“Work” Writing Vs. “Fun” Writing: A Reflection (Part 3/3)

Well, I’ve been trying to shovel out a lot of what our current president might call malarkey, so I figure that I might want to try and bring it to a close.

I started my writing life harboring a small little hope that someday, my talent and great stories might end up making me rich and famous.

As I approach a half century of life, I now realize that my writing goes beyond notions of fame and fortune. I realize that I would be writing and creating even if nobody was reading it. I realize that I would be flinging my work into the electronic beyond even if I didn’t know that someone would be reading it and be interested in it.

It is nice, however, to have someone praise your work and tell you that you are a great writer. That’s the truth even if you don’t know exactly who those people are and couldn’t be relied on to pick out those people in front of you even if they were wearing name tags that bore the usernames that they went by in the electronic Wild West. None of that matters.

As a responsible writing instructor at the secondary educational level (and previously at the post-secondary educational level), this is where I would start insisting, quite annoyingly, that the author of whatever nonfiction writing piece that they are trying to create (and this is, by clear definition, a nonfiction writing piece) needs to lay out, in a single sentence, if possible, what the thesis of their writing is. If they are not able to recite this sentence for me, I often insist, then they will be lost regarding what the intent and purpose of their writing is, and more importantly, their readers will have no idea what in the bloody frozen hells of the lower levels of Hades what the purpose is of what they are writing.

So, I’m going to see if I can manage some sort of thesis statement not just for this piece of writing, but also for the previous two ones in this series. In addition, I think that by definition, it is going to end up being a working thesis statement regarding who I am as a writer.

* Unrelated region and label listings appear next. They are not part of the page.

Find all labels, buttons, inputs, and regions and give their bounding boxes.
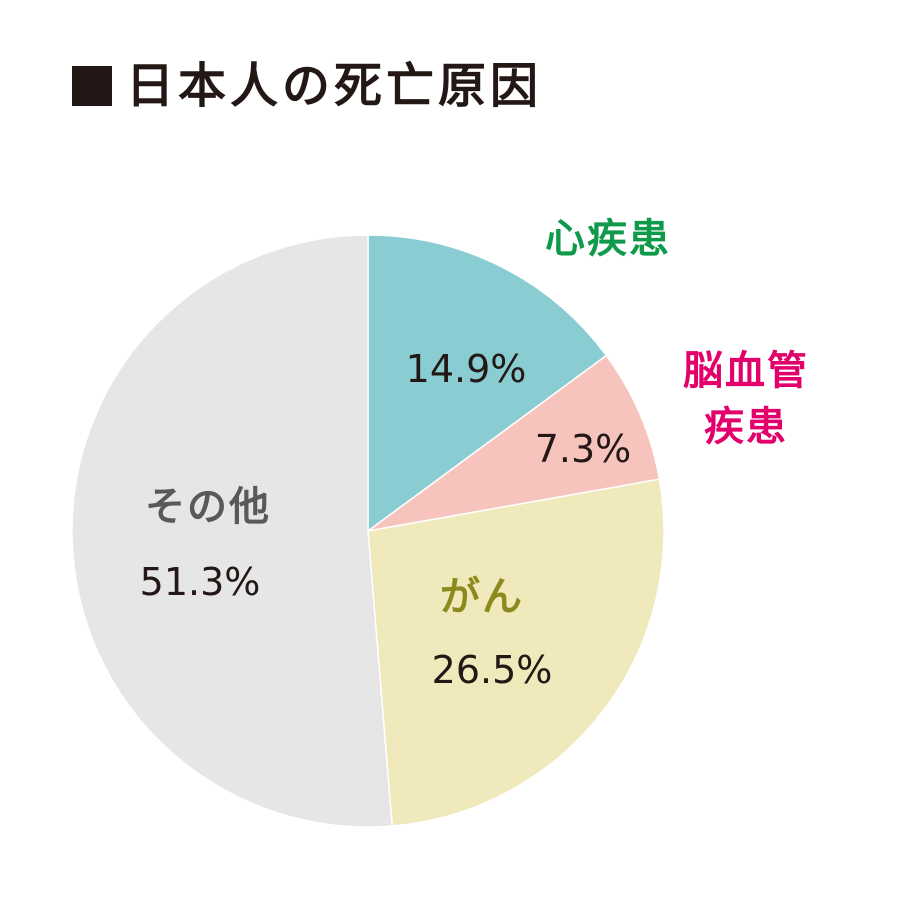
pie-slice-cancer — [367, 478, 665, 827]
value-label-cancer: 26.5% — [432, 648, 553, 692]
value-label-heart-disease: 14.9% — [406, 347, 527, 391]
pie-slice-cerebrovascular-disease — [367, 354, 661, 532]
pie-slice-heart-disease — [367, 234, 608, 533]
pie-slice-other — [71, 234, 393, 828]
value-label-cerebrovascular-disease: 7.3% — [535, 427, 632, 471]
category-label-other: その他 — [145, 484, 271, 530]
chart-title-text: 日本人の死亡原因 — [126, 58, 543, 114]
value-label-other: 51.3% — [140, 560, 261, 604]
title-square-marker — [72, 66, 112, 106]
chart-title: 日本人の死亡原因 — [72, 62, 542, 110]
category-label-cancer: がん — [440, 574, 524, 620]
category-label-heart-disease: 心疾患 — [545, 216, 671, 262]
category-label-cerebrovascular-disease: 脳血管疾患 — [683, 348, 809, 450]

When I was a kid, I self-identified as a writer. This was what I wanted to be when I grew up, this was how I was going to Make My Living. I also had a small little ambition to become a Famous Novelist, but like all sorts of fame and success, I didn’t know how much talent, desire, and luck1 you needed to get to that point. I had at least just enough of the first one and plenty of the second one, but the third I had no more than most typical people and I hadn’t learned yet how critical that can be when it comes to fame and success. You can almost certainly succeed if you have sufficient levels of all three qualities, but if you only have even just two or one of them, you’d have as much as a chance as most people have on the lottery.

When I was a younger man, there were many times where I did describe myself as a writer but I almost felt like a fraud doing it. Yes, I was making money off my writing skills, first as a journalist, and then as a teacher. In the former case, I certainly could say I was a published author, but it wasn’t like I was a novelist or anything. I had set aside my writing for a while, and there were years that went by where I hadn’t written a single word of fiction. Those novelist dreams of mine kept getting further and further away.

Now, I have actually gotten to be a published writer, even though I am far from A Success yet. I have been concentrating on improving my writing skills, both from a productivity and a quality standpoint. I am starting to see results. The fact that I am not supporting myself as a writer, or that I am producing some work that has no economic or marketing potential whatsoever, is totally irrelevant.

I am a writer because I want to write, I am writing, and I want to grow and improve my craft. No other definition is needed.

How’s that for a thesis statement?

So now, I don’t have any existential debates anymore about whether I’m a writer or not. Whether I’m as good or as productive of a writer as I should be, however… that is a different story.

I’ve managed to set some goals for myself this year. Maybe you heard about them. I know I will have to continue to set new goals and challenges for myself in the years to come. I’m in the process of considering what those goals should be, and I think self-publishing is going to be at the top of that list.

Keep going upward and forward, for as long as my health and faculties hold up. There’s still a ways to go, and any lifetime is never enough time to learn everything that there is to know about writing.

Footnotes:

  1. Luck I define as any other outside forces or circumstances that fall in your favor when you are trying to accomplish something.

9 thoughts on ““Work” Writing Vs. “Fun” Writing: A Reflection (Part 3/3)

  1. Interesting thoughts here. I’ve come to realise that I want to earn a living from my writing instead of writing to live, if that makes any sense.

    Throughout my career, I’d always had to choose between my ‘work’ writing and the writing I actually want to do. And more and more, I’m learning that my true goals involve the latter.

    Anyway, wishing you all the best on your writing journey!

    Liked by 1 person

    1. Thanks for commenting. I definitely can appreciate the level of dedication needed to make writing a full-time profession. It takes a lot of work and I happen to have a day job (teaching) and a family that can take time and priority over some things. I’m glad you are going for what makes you happy.